1st January 2016: France wakes up to 13 metropolitan regions instead of 22 – what does it mean for those of us who holiday in France or are expats in France?
New Region Changes in France
The French Government are working on a series of reforms to simplify daily life in France with a number of changes to the law and regulations for business. One of the biggest of the changes is the merging of some of the regions. Instead of 22 regions, there will now only be 13. There are no changes to the departments but some will become part of a different region.
The reason given for these changes is to help councils and Government plan more strategically, pool resources and cut costs. Boundaries have been redrawn and 13 “super regions” will now come into play. The above map illustrates the changes.

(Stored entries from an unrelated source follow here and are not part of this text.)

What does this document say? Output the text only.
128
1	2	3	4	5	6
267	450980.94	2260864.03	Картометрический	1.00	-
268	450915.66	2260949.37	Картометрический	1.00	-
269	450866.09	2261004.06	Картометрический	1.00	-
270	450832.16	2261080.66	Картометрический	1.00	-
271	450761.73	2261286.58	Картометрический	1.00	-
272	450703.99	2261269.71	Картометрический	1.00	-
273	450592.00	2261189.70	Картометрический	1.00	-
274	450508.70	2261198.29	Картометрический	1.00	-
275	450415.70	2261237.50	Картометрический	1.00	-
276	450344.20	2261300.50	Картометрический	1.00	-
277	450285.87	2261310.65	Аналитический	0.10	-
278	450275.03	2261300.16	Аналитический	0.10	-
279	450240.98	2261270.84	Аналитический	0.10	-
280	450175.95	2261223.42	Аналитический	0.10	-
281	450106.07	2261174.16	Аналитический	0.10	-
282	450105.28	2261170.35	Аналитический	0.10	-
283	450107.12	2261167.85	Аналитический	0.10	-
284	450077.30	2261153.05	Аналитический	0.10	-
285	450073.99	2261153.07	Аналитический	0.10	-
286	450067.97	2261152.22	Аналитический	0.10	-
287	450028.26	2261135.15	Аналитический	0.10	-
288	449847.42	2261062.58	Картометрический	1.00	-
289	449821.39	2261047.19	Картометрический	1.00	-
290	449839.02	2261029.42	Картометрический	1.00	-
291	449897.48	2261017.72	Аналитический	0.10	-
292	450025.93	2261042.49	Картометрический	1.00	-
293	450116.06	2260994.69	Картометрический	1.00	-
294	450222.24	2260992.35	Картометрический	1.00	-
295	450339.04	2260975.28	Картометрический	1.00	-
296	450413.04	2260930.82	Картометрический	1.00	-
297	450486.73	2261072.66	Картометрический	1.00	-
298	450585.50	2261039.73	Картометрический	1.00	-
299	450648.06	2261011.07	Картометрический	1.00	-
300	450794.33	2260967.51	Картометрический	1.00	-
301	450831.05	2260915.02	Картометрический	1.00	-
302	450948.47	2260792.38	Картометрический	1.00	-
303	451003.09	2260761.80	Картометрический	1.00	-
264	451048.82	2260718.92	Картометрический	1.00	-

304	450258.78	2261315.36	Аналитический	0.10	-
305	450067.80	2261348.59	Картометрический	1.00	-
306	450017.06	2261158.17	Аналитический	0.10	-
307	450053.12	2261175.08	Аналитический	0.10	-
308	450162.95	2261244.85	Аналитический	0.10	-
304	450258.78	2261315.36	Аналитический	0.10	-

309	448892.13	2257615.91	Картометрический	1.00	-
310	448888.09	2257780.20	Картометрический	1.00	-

Which regions in France are unchanged?
Brittany, Corsica, Centre Val de Loire, Île-de-France, Pays de la Loire and Provence-Alpes-Côte d’Azur (PACA) will remain unchanged,
Which regions in France changed in 2016?
The following regions will be joined together to form larger regions:
• Alsace, Champagne-Ardenne and Lorraine
• Aquitaine, Limousin and Poitou-Charentes
• Auvergne and Rhône-Alpes;
• Burgundy and Franche-Comté
• Languedoc-Roussillon and Midi-Pyrénées
• Nord-Pas-de-Calais and Picardy
• Upper and Lower Normandy
The changes to the previous 22 metropolitan regions of France are unlikely to have any impact on holiday makers. For expats in France, it will mean regional name changes on paperwork in the first instance. Some estate agents say it may mean changes to taxes in the longer term if one of the previous regions had significantly different charges from a region it has now merged with, we’ll have to wait and see.
For those seeking to buy in France, the changes to what amounts to an administrative boundary won’t have an effect as buyers tend to base their requirements on locality rather than by region.